Two weeks later, Saud's cousin, Hazim Aboud Saud, watched as gunmen dragged the still severely wounded man from the building, his family said. The militia members loaded Saud, his brother Khodair and a cousin, Adil Aboud Saud, into an ambulance and drove away.

A few days later, Mounthir Saud's bullet-riddled body was discovered in Sadr City, a Shiite slum controlled by the Mahdi Army. His mouth was stuffed with dirt.
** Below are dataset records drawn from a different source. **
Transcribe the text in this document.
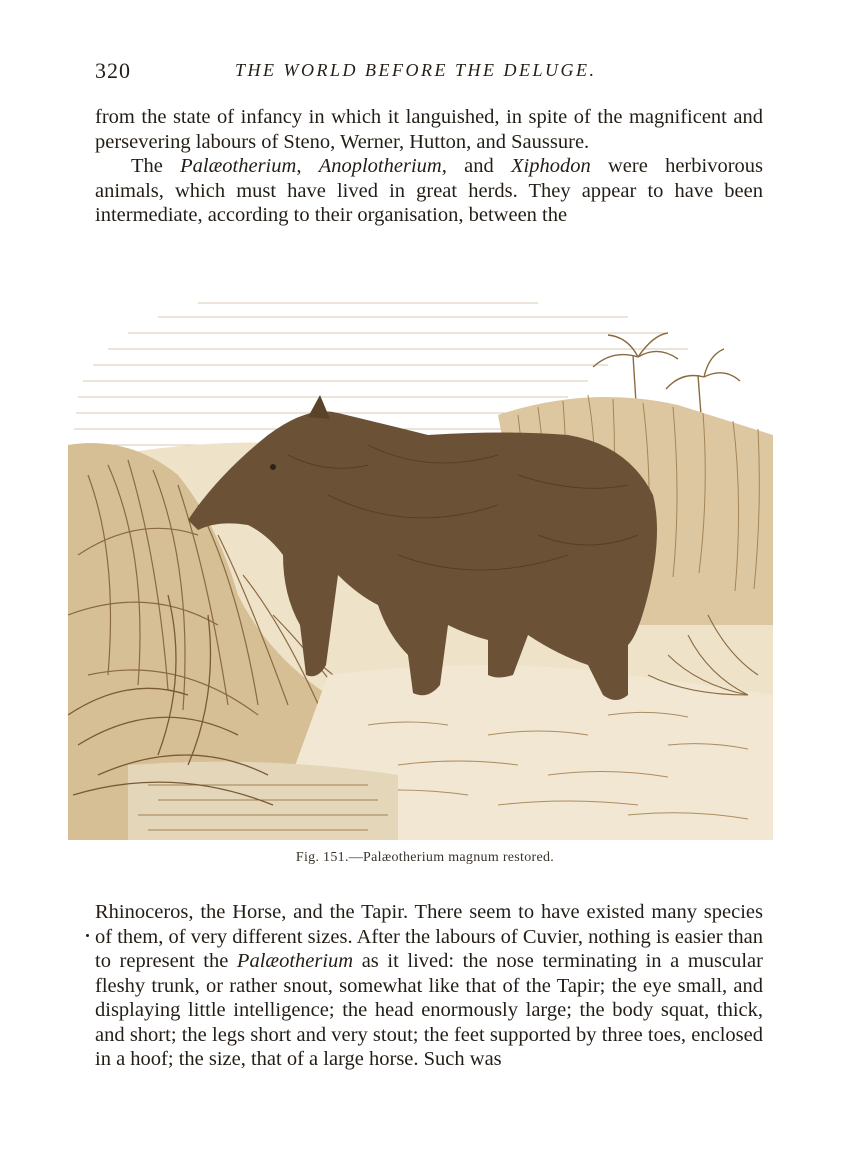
320	THE WORLD BEFORE THE DELUGE.

from the state of infancy in which it languished, in spite of the magnificent and persevering labours of Steno, Werner, Hutton, and Saussure.

The Palæotherium, Anoplotherium, and Xiphodon were herbivorous animals, which must have lived in great herds. They appear to have been intermediate, according to their organisation, between the

Fig. 151.—Palæotherium magnum restored.

Rhinoceros, the Horse, and the Tapir. There seem to have existed many species of them, of very different sizes. After the labours of Cuvier, nothing is easier than to represent the Palæotherium as it lived: the nose terminating in a muscular fleshy trunk, or rather snout, somewhat like that of the Tapir; the eye small, and displaying little intelligence; the head enormously large; the body squat, thick, and short; the legs short and very stout; the feet supported by three toes, enclosed in a hoof; the size, that of a large horse. Such was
When militiamen discovered that Hazim Saud had witnessed the abductions, they quickly kidnapped him, his family said. His body was found March 27 with his hands — broken and blue from apparent beatings — bound behind his back and a plastic bag over his head. The death certificate said he had been suffocated.

But the family held out hope that the two men seized with Mounthir Saud — Khodair and Adil Saud — were still alive.

When another cousin, Haithem Ali Abbas, a judge in Baghdad, received a call from the Shiite-controlled Interior Ministry that they had been located, he hurried to pick them up. He was shot to death shortly after he arrived.

"We don't care whether the government is Shiite, Sunni, American or Iranian. All we want is security and safety," Abu Nasr said. "But no one in the government represents that now."

"What is going to happen to us?" he said as he clutched a tiny photo of his dead cousin Mounthir. "What is going to happen to this country?"